For much of the past decade, Davis’ criminal justice reform work has centered on diversionary programs: He co-founded the program now known as Choose 180, which works to reduce legal penalties for young people facing misdemeanor charges, nearly a decade ago, and he narrowed his focus to serve gang-involved and incarcerated Black youth (ages 15-25) by founding Community Passageways in 2017. Those programs, he says, rely on pre-existing relationships within Seattle’s relatively small Black community.

Deshaun Nabors, an ambassador-in-training for a Community Passageways diversionary program called Deep Dive, echoed Davis. “This is about as community-based as it gets,” he said. “There’s barely ever more than two degrees of separation between any two people—I mean staff and clients. That’s where [Community Passageways’] soul is.” Nabors is a testament to the organization’s reliance on existing relationships: Davis knew Nabors’ uncle, and reached out to him while Nabors awaited sentencing for a robbery in 2019. Nabors entered the Deep Dive program earlier this year.
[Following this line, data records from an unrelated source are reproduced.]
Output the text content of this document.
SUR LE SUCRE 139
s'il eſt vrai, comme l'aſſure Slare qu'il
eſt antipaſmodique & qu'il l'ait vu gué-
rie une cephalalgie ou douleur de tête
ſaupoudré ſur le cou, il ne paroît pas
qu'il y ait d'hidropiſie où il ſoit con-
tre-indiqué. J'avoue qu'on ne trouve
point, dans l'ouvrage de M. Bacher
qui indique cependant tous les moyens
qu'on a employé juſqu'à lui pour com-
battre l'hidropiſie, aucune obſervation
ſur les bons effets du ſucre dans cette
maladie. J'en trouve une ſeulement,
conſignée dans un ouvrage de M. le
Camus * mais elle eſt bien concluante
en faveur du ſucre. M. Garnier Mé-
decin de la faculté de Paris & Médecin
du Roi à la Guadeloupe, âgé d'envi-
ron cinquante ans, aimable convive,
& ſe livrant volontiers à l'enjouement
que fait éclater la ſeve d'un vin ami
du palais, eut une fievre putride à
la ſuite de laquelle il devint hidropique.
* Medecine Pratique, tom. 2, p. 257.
In many cases, the Critical Incident Response Team relies on the same community relationships to field emergency calls. Lawson said they’ve received emergency calls from the parents of shooting victims and witnesses who have team members’ phone numbers; in other cases, including the fatal shooting in July near Garfield High School that killed 18-year-old Adriel Webb, team members lived close enough to the incidents to hear the gunshots and arrive at the scene within minutes. The team has received about 15 calls a month so far.

“This is about as community-based as it gets,” he said. “There’s barely ever more than two degrees of separation between … staff and clients. That’s where [Community Passageways’] soul is.” —Deshaun Nabors, Community Passageways ambassador-in-training

Lawson, who joined Community Passageways in March after three years directing a prison ministry in North Carolina, said team members have also taken peacekeeping roles at another 20 gatherings—including memorials, rallies, and a multi-day assignment at the Capitol Hill Organized Protest zone (CHOP)—to de-escalate any conflicts among young people, especially those with gang ties, whom they know through their personal networks.

Lawson said he was on peacekeeping duty at CHOP on June 20th when Marcel Long shot and killed 19-year-old Horace Lorenzo Anderson after a dice game went awry. While he wasn’t able to respond in time to stop that shooting, Lawson said that he and fellow Critical Incident Response Team members rushed to the scene and spotted another several other teenagers—familiar faces—drawing guns to retaliate. “They knew us, we knew them, and we talked them down before anyone else got hurt,” he explained while standing on the corner of 4th and Yesler as witnesses to Sunday night’s shooting started to disperse.

Lawson said he was also present as a peacekeeper at the memorial for Adriel Webb on the night after his killing. Unfortunately, he said, “we’re still so short-staffed, so we decided to leave once it got late.” Not long after the team members left, a still-unidentified gunman shot 19-year-old Jamezz Johnson in the head, killing him.

The unit’s role as crisis responders, Lawson explained, doesn’t look like the job of police—in order to maintain community trust, and particularly the trust of gang-involved youth, it can’t. In fact, Lawson said his team members make a point of not interacting with police when responding to a call or serving as peacekeepers; at the scene of the shooting in Pioneer Square on Sunday, Lawson never came within twenty feet of an officer.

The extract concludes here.